On Earth Day, as expected, the Biden-Harris Administration continued its efforts to fulfill campaign commitments on climate change. The big announcement came on what is called the “Nationally Determined Contribution” or NDC. The Administration announced that the United States will aim to cut its greenhouse gas emissions from 2005 levels by 50% by 2030. This reflects an increased commitment from the United States’ prior commitment of cutting emissions by 25% from 2005 levels by 2025.
What is the NDC? The NDC is an important number the significance of which many people may not understand fully. It represents the commitment that countries who are signatories to the 2015 Paris Climate Agreement intend to meet. The Paris Agreement was adopted in 2015 to address the impacts of climate change with the aim of limiting global temperature increases in this century to “well below” 2° Celsius, and pursuing efforts to limit it to 1.5° Celsius, compared with pre-industrial levels. The Paris Agreement also committed to increasing the ability to adapt to adverse impacts of climate change and foster climate resilience and low greenhouse gas emissions development, as well as to making finance flows consistent with a pathway towards low greenhouse gas emissions and climate-resilient development.
To achieve these goals, the Paris Agreement provides that each country adopt an NDC that it self-determines. Under Article 4, Paragraph 2, each country that is a party to the agreement is required to prepare, communicate, and maintain successive NDCs. NDCs are submitted to the United Nations Framework Convention on Climate Change Secretariat every 5 years and each successive commitment needs to represent progress over the prior one and “reflect its highest possible ambition.”
Why is the U.S. NDC different from other countries? The Paris Agreement uniquely gives each government the flexibility to tailor its pledge to greenhouse gas emissions reductions. NDCs must hew to the “highest possible ambition” as noted but also will “reflect  its common but differentiated responsibilities and respective capabilities, in the light of different national circumstances.”
The culmination of each government’s decisionmaking process is the NDC. One reason that the flexibility was offered was because the Paris Agreement provides mechanisms to increase the goals over time, in part, based on the need for such reductions.

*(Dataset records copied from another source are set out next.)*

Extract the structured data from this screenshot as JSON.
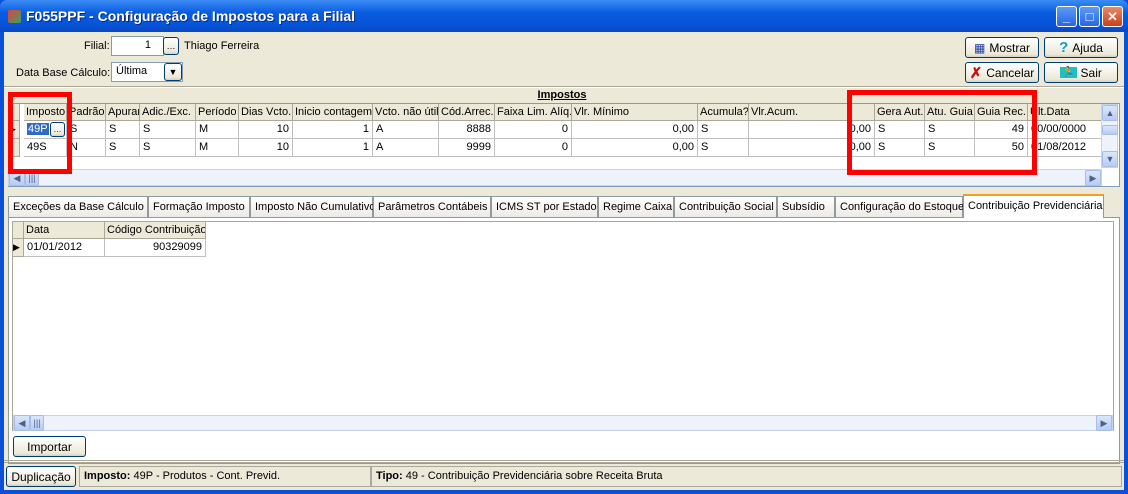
{
  "window": {
    "title": "F055PPF - Configuração de Impostos para a Filial",
    "minimize": "_",
    "maximize": "□",
    "close": "✕"
  },
  "filter": {
    "filial_label": "Filial:",
    "filial_value": "1",
    "filial_name": "Thiago Ferreira",
    "data_base_label": "Data Base Cálculo:",
    "data_base_value": "Última"
  },
  "buttons": {
    "mostrar": "Mostrar",
    "ajuda": "Ajuda",
    "cancelar": "Cancelar",
    "sair": "Sair",
    "importar": "Importar",
    "duplicacao": "Duplicação"
  },
  "impostos": {
    "title": "Impostos",
    "columns": [
      "Imposto",
      "Padrão",
      "Apurar",
      "Adic./Exc.",
      "Período",
      "Dias Vcto.",
      "Inicio contagem",
      "Vcto. não útil",
      "Cód.Arrec.",
      "Faixa Lim. Alíq.",
      "Vlr. Mínimo",
      "Acumula?",
      "Vlr.Acum.",
      "Gera Aut.",
      "Atu. Guia",
      "Guia Rec.",
      "Últ.Data"
    ],
    "rows": [
      [
        "49P",
        "S",
        "S",
        "S",
        "M",
        "10",
        "1",
        "A",
        "8888",
        "0",
        "0,00",
        "S",
        "0,00",
        "S",
        "S",
        "49",
        "00/00/0000"
      ],
      [
        "49S",
        "N",
        "S",
        "S",
        "M",
        "10",
        "1",
        "A",
        "9999",
        "0",
        "0,00",
        "S",
        "0,00",
        "S",
        "S",
        "50",
        "01/08/2012"
      ]
    ]
  },
  "tabs": [
    "Exceções da Base Cálculo",
    "Formação Imposto",
    "Imposto Não Cumulativo",
    "Parâmetros Contábeis",
    "ICMS ST por Estado",
    "Regime Caixa",
    "Contribuição Social",
    "Subsídio",
    "Configuração do Estoque",
    "Contribuição Previdenciária"
  ],
  "active_tab": "Contribuição Previdenciária",
  "contrib": {
    "columns": [
      "Data",
      "Código Contribuição"
    ],
    "rows": [
      [
        "01/01/2012",
        "90329099"
      ]
    ]
  },
  "status": {
    "imposto_label": "Imposto:",
    "imposto_value": "49P - Produtos - Cont. Previd.",
    "tipo_label": "Tipo:",
    "tipo_value": "49 - Contribuição Previdenciária sobre Receita Bruta"
  },
  "colors": {
    "annotation": "#ff0000",
    "selection": "#316ac5"
  }
}
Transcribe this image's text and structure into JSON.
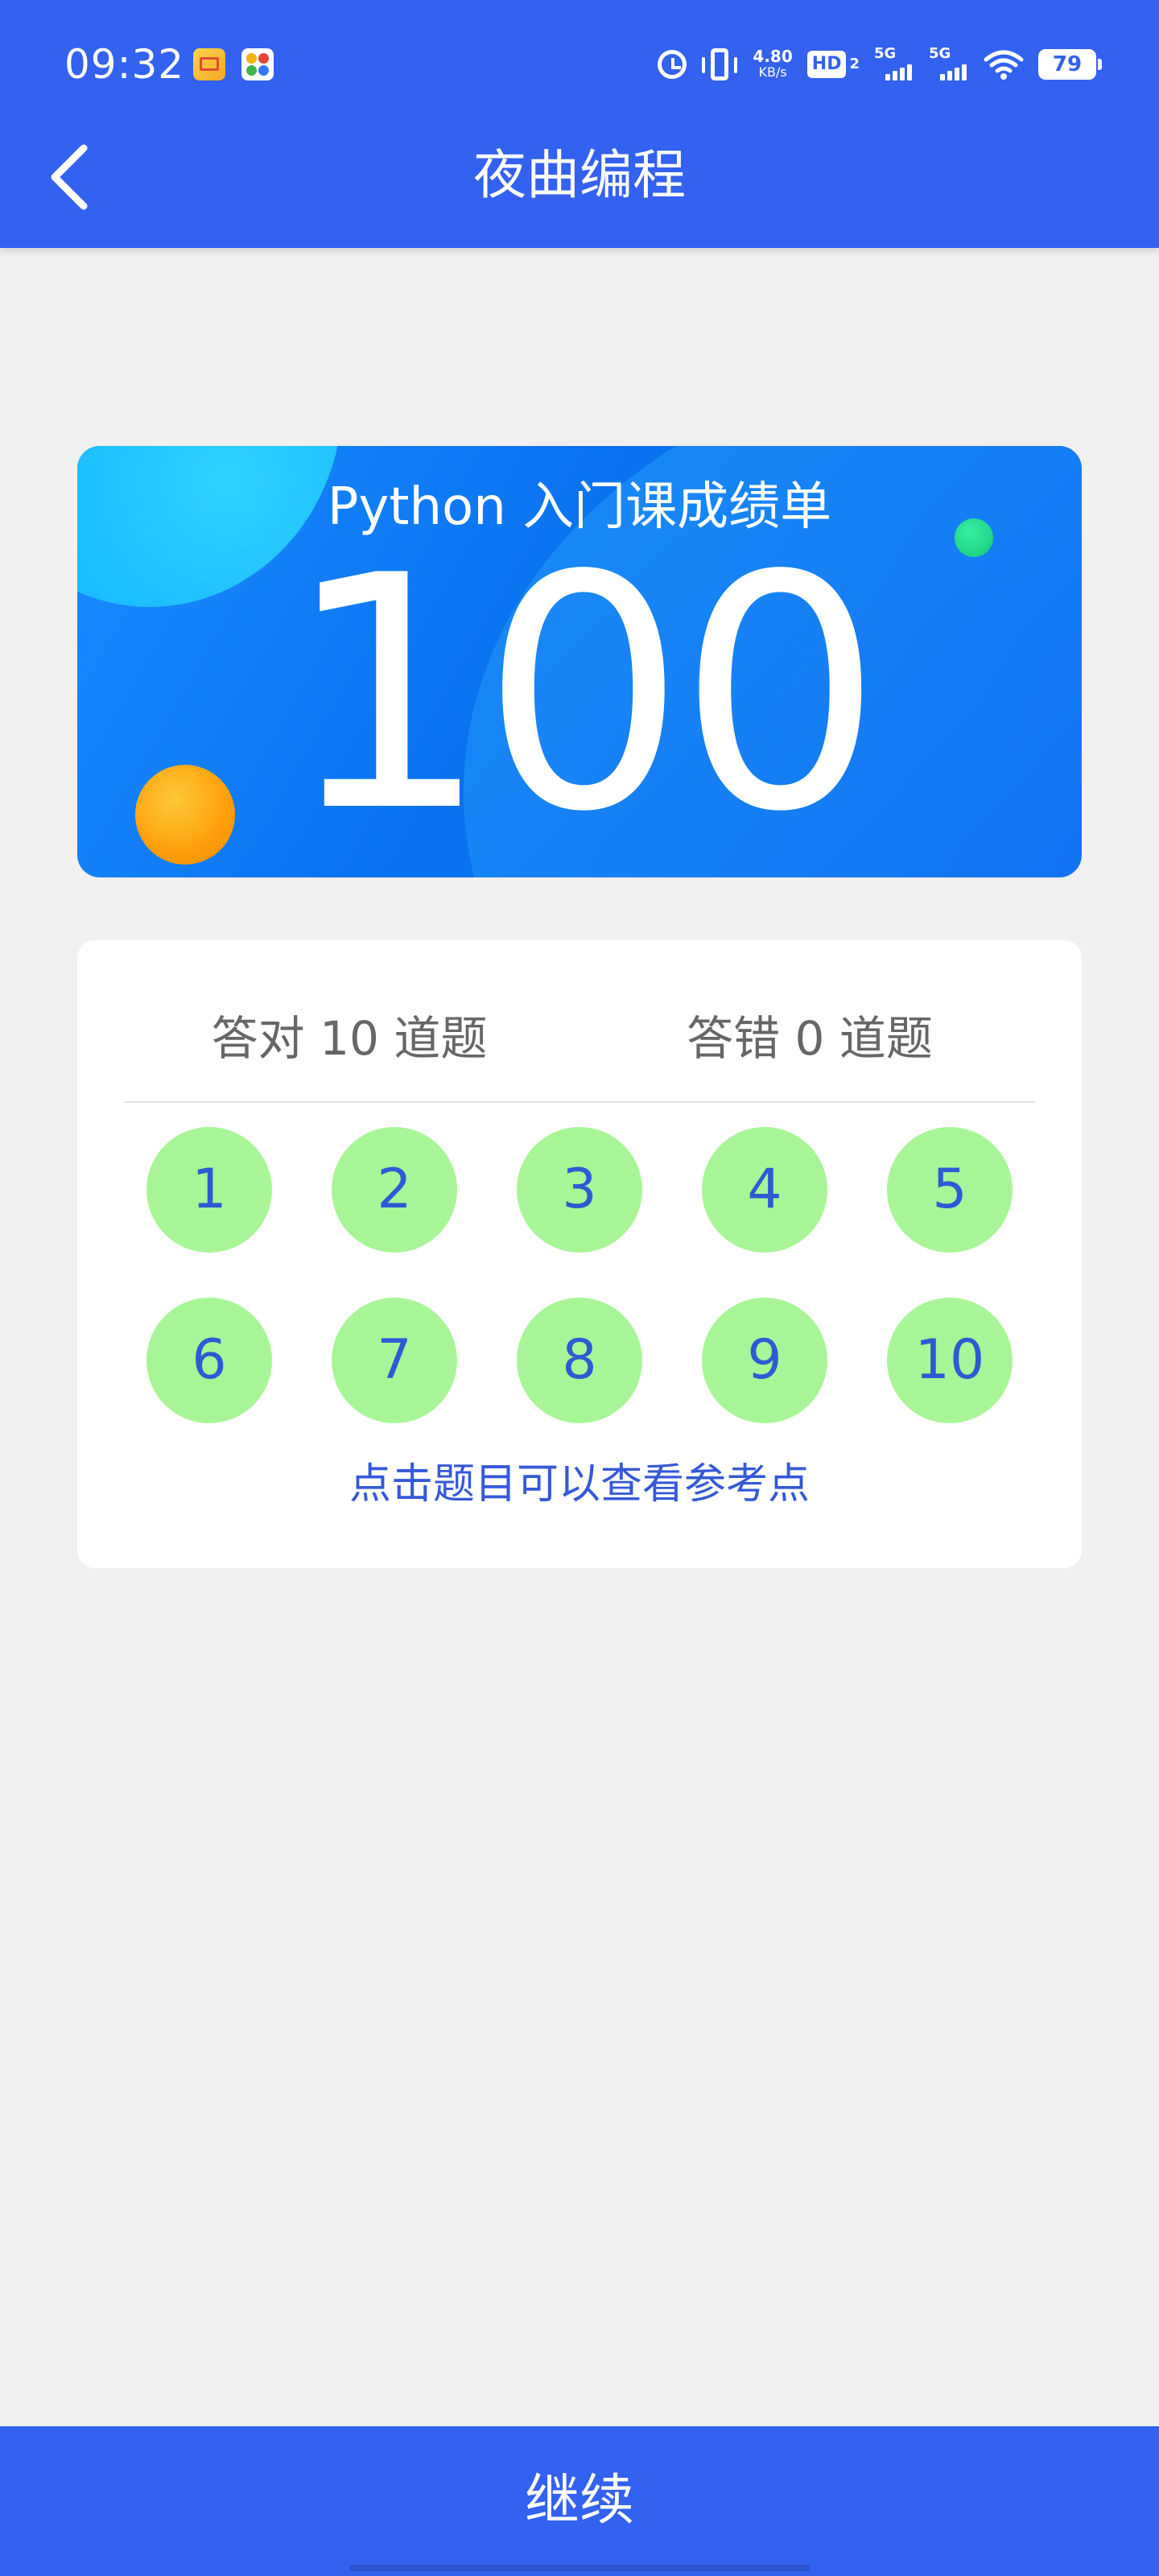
{
  "status_bar": {
    "time": "09:32",
    "net_speed_value": "4.80",
    "net_speed_unit": "KB/s",
    "hd_label": "HD",
    "hd_sub": "2",
    "sim1_label": "5G",
    "sim2_label": "5G",
    "battery": "79",
    "icons": [
      "mail-notification-icon",
      "app-notification-icon",
      "alarm-icon",
      "vibrate-icon",
      "wifi-icon",
      "battery-icon"
    ]
  },
  "header": {
    "title": "夜曲编程",
    "back_icon": "chevron-left-icon"
  },
  "score_card": {
    "title": "Python 入门课成绩单",
    "score": "100"
  },
  "results": {
    "correct_label": "答对 10 道题",
    "wrong_label": "答错 0 道题",
    "questions": [
      "1",
      "2",
      "3",
      "4",
      "5",
      "6",
      "7",
      "8",
      "9",
      "10"
    ],
    "hint": "点击题目可以查看参考点"
  },
  "footer": {
    "continue_label": "继续"
  },
  "colors": {
    "primary": "#3361f0",
    "correct_bg": "#a8f597",
    "number_text": "#2f5ad4",
    "page_bg": "#f0f0f0"
  }
}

What supported the new NDC announcement? First, the Biden-Harris Administration rejoined the Paris Agreement as soon as it took office. Second, there have been calls from numerous sectors to increase the commitment that was made in 2015. For example, a group of over 400 businesses sent an open letter to President Biden on April 21, 2021, calling for adoption of the 50% by 2030 commitment for the NDC. Similarly, back in December 2020, several major companies announced their commitment to “net zero” emissions by 2050. Together, all of these supported a more aggressive move than the Obama Administration’s prior NDC.
If the NDC announcement does not have the force and effect of law, what difference does it make? The NDC is a commitment in the Paris Agreement, but the Paris Agreement itself does not create binding obligations on any particular business or even on the government of the United States. That being said, the NDC commitment will be cited by agencies as they exercise the authorities already given them by the Congress under various statutes, like the Clean Air Act.
What about other countries’ Earth Day announcements? One of the biggest criticisms levied at the Paris Agreement when the United States withdrew four years ago was that some countries were not carrying their fair share of the load. China for example had made commitments to net zero emissions by 2060, but the concerns expressed were that the commitment was not enforceable and unlikely to be met, given the lack of detail and that country’s heavy reliance on coal. Today, China stated that it would “strictly limit increasing coal consumption” in the next 5 years and would phase it down in the following 5 years, reiterating China’s position that the west needed to act faster than the east because of longstanding development and emissions. Canada announced a greenhouse gas reduction of 40-45 percent from 2005 levels by 2030 and Japan to 46% below 2013 levels by 2030. But Russia stated it would “significantly reduce” net emissions by 2050, with no firm target and India committed only to install additional renewable capacity, without addressing existing sources of emissions.
* * * * * *
The new NDC fits with the Biden-Harris Administration’s “Whole of Government” approach to addressing climate change. Actions will go well beyond the Clean Air Act and touch a host of agencies and invoke a range of statutes as the government seeks to meet the aggressive NDC it has established. To date, we have seen action not only from EPA to move the climate agenda, but also from the SEC, DOE, DOT, Department of State, USDA, Department of the Interior, and more. In today’s roll-out, EPA Administrator Regan recast it as a “Whole of Society” approach. While regulatory details will be forthcoming – businesses can expect the results to generate “Whole of Company” impacts on operations, modernizations and expansions, supply and distribution chains, financial disclosures, and hiring practices, to name a few.